Für den Beitrag gibt es einen Schlüssel. Für diesen Schlüssel ist nicht die Beitragshöhe in Franken massgebend, sondern das Bruttoinlandprodukt. Auch bei der Weltbank werden wir mit unserem Beitrag taxiert, für den das Bruttoinlandprodukt ausschlaggebend ist; dieser ist dann auch massgebend für den Stimmrechtsanteil. Wir sind alle stolz darauf, dass wir so reich sind. Die Schweiz hat pro Kopf eines der höchsten Bruttoinlandprodukte der Welt. Entsprechend zahlen wir eben mehr als Deutschland, obwohl Deutschland zehnmal grösser ist. Deutschland weist pro Kopf ein wesentlich tieferes Bruttoinlandprodukt auf. Das Bruttoinlandprodukt ist der Schlüssel. Wir müssten sehr viele internationale Abkommen anpassen, wenn wir sagen würden, das Bruttoinlandprodukt sei jetzt nicht relevant. Das sind internationale Vorgaben, Herr Ständerat Hösli.

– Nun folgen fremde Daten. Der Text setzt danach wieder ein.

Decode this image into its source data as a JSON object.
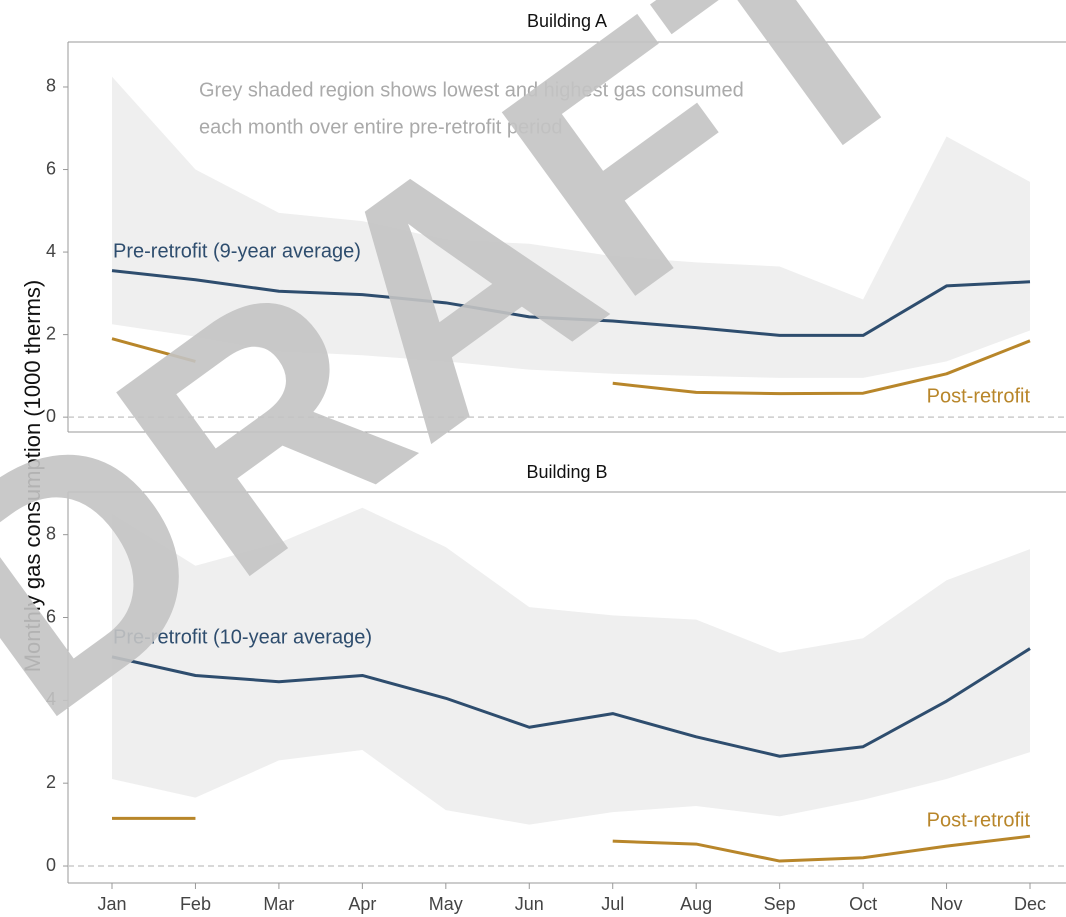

Im Moment ist für den Bundesrat wichtig, dass wir bei der Asian Infrastructure Investment Bank dabei sind. Auch dort ist wieder das Bruttoinlandprodukt relevant. Es bestimmt, ob wir dort Stimmrechte haben. Für mich wäre die Frage des Sitzes auch nicht das wichtigste aller Elemente. Aber wenn wir einen Sitz in diesem 32-köpfigen Exekutivrat haben können, dann ist das schon nicht ohne. Sonst würden wir auch nicht so dafür kämpfen, dass wir beispielsweise beim IWF den Vorsitz haben; meine Kollegin Widmer-Schlumpf kämpft dafür, dass wir dort den Vorsitz haben. Es ist nicht ganz unbedeutend, ob wir dort dabei sind oder nicht.
Es geht um gewichtige Fragen, und das ist auch hier so. Wir sind kompetent. Gerade wenn Sie sagen, sonst laufe das Geld vielleicht irgendwo in falsche Kanäle, muss ich Sie fragen: Wie wollen Sie das denn verhindern, wenn Sie nicht im Rat am Tisch der 32 Mitglieder sitzen? Man muss das schon zu Ende denken. Deshalb haben wir diesen Anteil gemäss dem bisherigen Schlüssel der Weltbankgruppe bemessen, der sich am Bruttoinlandprodukt orientiert, ziehen aber den Vorteil aus den Währungsverhältnissen. Es ist derzeit übrigens bezüglich aller Uno-Organisationen eine Vorgabe an die Verwaltung für das Budget und für den Sparplan, den wir Ihnen dann vorlegen werden, dass diese Währungsvorteile jetzt realisiert werden. Da haben Sie völlig Recht. Das entspricht aber genau diesem Antrag.
Deshalb bitte ich Sie, hier der Mehrheit Ihrer Kommission zu folgen, im Sinne dessen, wofür wir uns jetzt seit Jahren engagieren.